A Philippeville, où je passai la journée du 12, je me présentai chez le commandant supérieur, M. Cartier, major du deuxième régiment de la Légion étrangère, et je fis la connaissance du commandant Vaillant, frère de nos deux généraux de ce nom, et savant naturaliste. Une distance de vingt-deux lieues que parcourt une excellente route, exploitée quotidiennement, comme en Europe, par un service de messageries, sépare Philippeville de Constantine. Toutes les places ayant été retenues, je louai une voiture et je partis le lendemain de grand matin, avec l'excellent capitaine Gautier qui avait voulu m'accompagner. Nous traversâmes les nouveaux villages de Saint-Antoine et Gastonville, ce dernier peuplé de pauvres prolétaires parisiens qui sont venus chercher un meilleur sort dans la colonisation, tache difficile pour laquelle, malgré leur courage, ils n'ont ni la force, ni l'aptitude nécessaires. Au camp d'El-Arrouch, je fus retenu à déjeuner, de la manière la plus aimable, par MM. les officiers du 38e. Ils étaient tristes de voir la garnison décimée par le choléra qui sévissait contre elle, plus cruellement qu'à Philippeville et que sur aucun autre point de la division territoriale. Après avoir relayé au camp de Smendou, nous arrivâmes fort tard à Constantine.
En l'absence du général Herbillon, parti à la tête de la colonne expéditionnaire, M. le général de Salles, gendre de l'illustre maréchal Valée, me reçut le soir même, avec cette parfaite et cordiale urbanité qui le fait aimer de tous ceux qui l'approchent. Le lendemain, 14, grâce à l'obligeant empressement de M. le capitaine de Neveu, chef du bureau arabe, tous mes préparatifs de campagne, tentes, cantines, etc., étaient terminés. Je fus vivement contrarié, et on le concevra sans peine dans une telle circonstance, de n'avoir pu, malgré mes recherches, réussir à me monter convenablement. Ce que je trouvai de moins mauvais, ce fut un petit cheval indigène, vif, mal dressé, peu maniable et peu vigoureux, dont je dus pourtant me contenter.
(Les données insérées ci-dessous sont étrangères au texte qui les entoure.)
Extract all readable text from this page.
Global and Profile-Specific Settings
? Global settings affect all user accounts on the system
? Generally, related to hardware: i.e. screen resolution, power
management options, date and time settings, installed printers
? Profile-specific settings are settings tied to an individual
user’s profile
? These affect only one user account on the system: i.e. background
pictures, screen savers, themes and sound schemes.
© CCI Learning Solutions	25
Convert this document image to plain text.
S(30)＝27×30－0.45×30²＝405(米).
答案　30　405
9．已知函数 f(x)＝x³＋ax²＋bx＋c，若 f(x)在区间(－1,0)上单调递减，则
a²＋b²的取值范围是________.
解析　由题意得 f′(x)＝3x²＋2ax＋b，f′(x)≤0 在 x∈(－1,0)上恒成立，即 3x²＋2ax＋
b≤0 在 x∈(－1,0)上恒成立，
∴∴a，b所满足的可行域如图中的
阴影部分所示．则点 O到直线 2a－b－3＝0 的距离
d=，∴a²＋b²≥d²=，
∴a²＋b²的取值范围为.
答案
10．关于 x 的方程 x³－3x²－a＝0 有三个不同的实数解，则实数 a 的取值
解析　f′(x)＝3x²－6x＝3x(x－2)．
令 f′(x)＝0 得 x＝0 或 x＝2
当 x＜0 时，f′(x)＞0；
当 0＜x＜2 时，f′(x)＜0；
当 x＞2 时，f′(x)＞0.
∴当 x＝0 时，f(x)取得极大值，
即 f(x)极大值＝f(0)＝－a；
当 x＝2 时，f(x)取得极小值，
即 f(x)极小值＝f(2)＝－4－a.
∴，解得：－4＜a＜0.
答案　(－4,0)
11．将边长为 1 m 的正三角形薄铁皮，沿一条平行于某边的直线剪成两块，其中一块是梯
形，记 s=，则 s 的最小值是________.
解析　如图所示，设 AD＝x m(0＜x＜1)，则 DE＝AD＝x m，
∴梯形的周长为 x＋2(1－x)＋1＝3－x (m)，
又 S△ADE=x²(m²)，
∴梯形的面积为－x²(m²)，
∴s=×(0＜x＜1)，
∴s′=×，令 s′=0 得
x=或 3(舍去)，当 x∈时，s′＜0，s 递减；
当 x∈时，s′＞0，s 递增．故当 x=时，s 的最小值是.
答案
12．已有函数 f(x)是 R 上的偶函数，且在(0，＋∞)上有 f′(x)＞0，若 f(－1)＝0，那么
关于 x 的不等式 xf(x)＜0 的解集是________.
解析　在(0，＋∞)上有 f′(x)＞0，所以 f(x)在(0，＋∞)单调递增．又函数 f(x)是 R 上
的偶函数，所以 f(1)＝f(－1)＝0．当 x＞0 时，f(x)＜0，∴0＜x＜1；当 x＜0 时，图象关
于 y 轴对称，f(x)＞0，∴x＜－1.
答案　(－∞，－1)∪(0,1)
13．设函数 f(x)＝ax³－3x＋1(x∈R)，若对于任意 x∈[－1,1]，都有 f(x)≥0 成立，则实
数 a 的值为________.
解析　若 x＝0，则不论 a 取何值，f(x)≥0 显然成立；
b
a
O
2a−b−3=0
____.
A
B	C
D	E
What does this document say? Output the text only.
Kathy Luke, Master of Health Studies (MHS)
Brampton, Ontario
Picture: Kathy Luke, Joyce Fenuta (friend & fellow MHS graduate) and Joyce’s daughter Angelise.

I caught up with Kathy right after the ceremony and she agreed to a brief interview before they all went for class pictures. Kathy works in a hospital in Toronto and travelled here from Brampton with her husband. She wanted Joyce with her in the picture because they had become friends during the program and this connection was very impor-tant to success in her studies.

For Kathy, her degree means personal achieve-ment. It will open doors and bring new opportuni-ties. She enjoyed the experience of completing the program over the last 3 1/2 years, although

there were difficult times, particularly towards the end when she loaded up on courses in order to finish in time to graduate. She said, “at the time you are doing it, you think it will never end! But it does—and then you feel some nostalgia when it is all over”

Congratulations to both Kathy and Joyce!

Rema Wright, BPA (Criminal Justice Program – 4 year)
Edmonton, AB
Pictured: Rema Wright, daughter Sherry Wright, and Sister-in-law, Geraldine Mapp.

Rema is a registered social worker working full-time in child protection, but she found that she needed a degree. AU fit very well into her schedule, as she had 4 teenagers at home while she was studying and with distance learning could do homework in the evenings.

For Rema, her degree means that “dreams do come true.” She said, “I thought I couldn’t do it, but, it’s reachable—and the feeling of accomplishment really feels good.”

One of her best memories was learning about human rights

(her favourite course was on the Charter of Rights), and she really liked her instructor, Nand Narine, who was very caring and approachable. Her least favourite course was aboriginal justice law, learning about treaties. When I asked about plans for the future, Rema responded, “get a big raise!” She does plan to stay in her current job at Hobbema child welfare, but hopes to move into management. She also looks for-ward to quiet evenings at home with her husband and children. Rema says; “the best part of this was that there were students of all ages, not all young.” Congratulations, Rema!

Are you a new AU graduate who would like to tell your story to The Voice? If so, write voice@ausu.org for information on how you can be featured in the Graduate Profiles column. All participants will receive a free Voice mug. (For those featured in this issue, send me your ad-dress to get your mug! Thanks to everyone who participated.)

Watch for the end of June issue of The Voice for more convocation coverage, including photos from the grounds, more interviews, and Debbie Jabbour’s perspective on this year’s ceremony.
Le 15 octobre, au point du jour, je quittai Constantine, pour rejoindre la colonne. Mon escorte se composait du maréchal-des-logis Bussy et de quatre cavaliers du troisième régiment de spahis, deux chasseurs d'Afrique, Rouxel et Valette, un soldat du train des équipages, et Gérard, mon fidèle domestique ardennais.
Avant d'aller plus loin, il n'est peut-être pas inutile de donner ici un rapide aperçu des causes qui avaient amené l'expédition à laquelle j'allais prendre part, et des faits qui avaient précédé mon arrivée.
Dans l'origine, la politique du gouvernement était de maintenir un calme, au moins apparent, dans la province, en pesant le moins possible sur les indigènes. Ce système, qui avait d'abord réussi, permettait d'occuper avec le gros de nos forces les autres points du pays plus agités. L'établissement de colonies agricoles sur la route de Constantine à Philippeville vint tout à coup changer cet état de choses. De tout temps, les communications entre ces deux villes avaient été inquiétées par les kabyles; mais quelques attentats sur des hommes isolés, et un surcroît d'activité pour notre cavalerie étaient considérés comme des inconvénients de peu d'importance par l'autorité, qui avait à dessein fermé les yeux, afin d'éviter de plus graves complications.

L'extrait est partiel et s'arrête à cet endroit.